Putin’s Nuclear Arms: a Pyrrhic Victory

The statements made by Russian President Putin during his ‘state of the union’ have been a source of media attention to the nuclear developments he emphasised. While his speech contained a concentrated portion of declarations on newly developed nuclear weapon systems, Putin referred only to weapon systems that have been in development for some time and were already publicly known. What is more interesting, however, is the way in which Putin portrays these weapon systems as offering Russia an ultimate advantage over their opponents, and specifically the United States of course. In reality, these achievements may not be so much of a victory, and perhaps more of a cost forced upon them by the United States.

Putin focused a lot on the ability of these weapons to overcome the United States missile defense systems. It is true, of course, that any further development of Russian delivery systems of nuclear warheads increases the challenge to the United States missile defense. Some of the systems Russia is developing, such as hypersonic reentry vehicles, will indeed be able to pose a tremendous threat to the effectiveness of United States missile defense. In fact, the actual feasibility and effectiveness of existing United States missile defense systems remain untested, and the broad system may not even live up to the public statements on its performance.

The development of a hypersonic reentry vehicle would mean a drastic improvement in Russian nuclear capabilities, but this actual technological capability has yet to be demonstrated. A maneuvering reentry vehicle gliding at hypersonic speeds would be virtually untouchable by existing missile defense systems, but it requires Russia to make technological achievements at the limits of existing technology. The Russian investments in the development of these nuclear weapons are a direct response to the existence of the United States missile defense system, and as such, the cost of cutting-edge technological research and development that goes into these new Russian systems could already be considered a tremendous achievement on behalf of ballistic missile defense. Without having intercepted a single actual incoming missile, this system has forced Russia to allocate considerable resources into reinventing its nuclear forces to maintain confidence in the concept of Mutually Assured Destruction.

The costs incurred by the challenge of overcoming missile defense systems go beyond the development of these hypersonic reentry vehicles, however, as they still require an ICBM to lift them into space. Russia is developing the RS-26 Rubezh, a solid fuel ICBM, to lift a single one these hypersonic reentry vehicles into space, although there has also been speculation about possibly carrying multiple such hypersonic gliders in the heavier RS-28 Sarmat missile.

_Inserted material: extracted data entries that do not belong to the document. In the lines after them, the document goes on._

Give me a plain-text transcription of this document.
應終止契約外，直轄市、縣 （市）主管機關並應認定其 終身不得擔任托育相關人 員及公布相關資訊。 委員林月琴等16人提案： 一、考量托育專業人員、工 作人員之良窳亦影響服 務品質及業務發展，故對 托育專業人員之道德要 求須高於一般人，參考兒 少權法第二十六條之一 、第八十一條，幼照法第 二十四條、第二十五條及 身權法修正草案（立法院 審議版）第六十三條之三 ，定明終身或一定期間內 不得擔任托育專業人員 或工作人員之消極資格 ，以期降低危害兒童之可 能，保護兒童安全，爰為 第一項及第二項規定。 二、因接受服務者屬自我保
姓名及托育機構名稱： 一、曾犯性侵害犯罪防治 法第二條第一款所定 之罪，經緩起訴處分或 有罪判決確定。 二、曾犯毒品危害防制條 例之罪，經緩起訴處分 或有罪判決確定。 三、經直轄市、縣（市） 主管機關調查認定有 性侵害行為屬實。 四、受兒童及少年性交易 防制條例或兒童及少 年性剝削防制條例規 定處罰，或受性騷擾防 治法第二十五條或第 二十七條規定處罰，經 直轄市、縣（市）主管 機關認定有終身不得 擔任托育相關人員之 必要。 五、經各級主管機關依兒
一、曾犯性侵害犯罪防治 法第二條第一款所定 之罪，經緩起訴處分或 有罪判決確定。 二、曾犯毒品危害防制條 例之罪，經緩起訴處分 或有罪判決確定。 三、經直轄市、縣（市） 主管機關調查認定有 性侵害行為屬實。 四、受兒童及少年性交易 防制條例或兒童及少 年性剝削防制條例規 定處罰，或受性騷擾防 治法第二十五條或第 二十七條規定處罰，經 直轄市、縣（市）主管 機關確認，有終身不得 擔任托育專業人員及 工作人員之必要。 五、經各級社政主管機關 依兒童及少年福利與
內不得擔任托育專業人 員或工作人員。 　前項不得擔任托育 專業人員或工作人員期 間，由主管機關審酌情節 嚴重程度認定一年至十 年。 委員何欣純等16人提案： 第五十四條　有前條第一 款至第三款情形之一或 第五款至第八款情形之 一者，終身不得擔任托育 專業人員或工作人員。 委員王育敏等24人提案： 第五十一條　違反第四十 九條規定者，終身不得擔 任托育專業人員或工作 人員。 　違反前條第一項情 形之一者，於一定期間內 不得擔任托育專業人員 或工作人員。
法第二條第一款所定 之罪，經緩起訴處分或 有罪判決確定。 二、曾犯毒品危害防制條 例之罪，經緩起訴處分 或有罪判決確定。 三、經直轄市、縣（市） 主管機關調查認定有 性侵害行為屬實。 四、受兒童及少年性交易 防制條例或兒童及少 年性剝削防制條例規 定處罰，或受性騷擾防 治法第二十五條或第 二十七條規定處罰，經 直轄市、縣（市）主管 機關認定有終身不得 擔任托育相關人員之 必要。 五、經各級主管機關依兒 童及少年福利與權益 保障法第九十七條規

In addition to developing the hypersonic reentry vehicle to defeat missile defense systems, Russia also continues to invest in increased capabilities to launch multiple non hypersonic reentry vehicles towards their opponents. By using MIRV (multiple independently targetable reentry vehicles), they hope to overwhelm missile defense systems by presenting them with too many targets to deal with simultaneously. For this purpose, they are developing the RS-28 Sarmat, which is a slight improvement on the older R-36M2 missiles that are rapidly ageing. Russia traditionally insists on building their ICBM with a much higher ‘throw weight’ – the total weight of warheads on a single missile – than the United States. The RS-28 is estimated of being capable of launching 10 metric tons of nuclear armament towards Russia’s opponents. Compare this to the throw weight of the United States Minuteman III ICBM, which is just over one metric ton, and you can clearly see how Russia is pushing the limits of these systems.

Russia obsesses over the throw weight of its missiles, because according to their nuclear doctrine, it is more efficient to be able to launch multiple warheads with a single ICBM. The main assumption there is that this group of warheads can overwhelm terminal phase ballistic missile defense (the elements of missile defense specifically targeting the reentry vehicles as they home in on their targets). These systems are only the last line of defense, of course, and the United States doesn’t see things the same way. They believe the risk of putting that many warheads onto a single missile is too great. After all, when the missile is intercepted during an earlier stage of flight, or the missile fails, a larger number of warheads fails to reach its target.

Who is right in this matter is debatable, and perhaps we should hope not to find out at all, but an important element to consider here is the specific missile design Russia is forced into accepting in order to follow their strategy. Launching missiles carrying such considerable weight can only effectively be done by using liquid fueled missiles. The United States ICBM are exclusively solid-fueled, this means they can be launched faster, are more reliable, but of course lack the thrust to carry as many warheads as Russian ICBM do. For Russia, in order to launch one of its missiles, it first has to be fueled. Storing liquid fuel within these missiles can be dangerous, and they can’t be stored in that state as long as solid fuel missiles are typically kept in service. The fueling itself takes up time before a launch can take place, and this process itself is also relatively risky of course. In a true nuclear war scenario, where dozens of ICBM are launched simultaneously, the odds of mishaps become very high and Russia could lose numerous warheads to accidents during fueling or launch. As such, United States Ballistic Missile Defense isn’t only incurring great costs on Russian defense spending, but also encouraging Russia to stick with their riskier design approaches.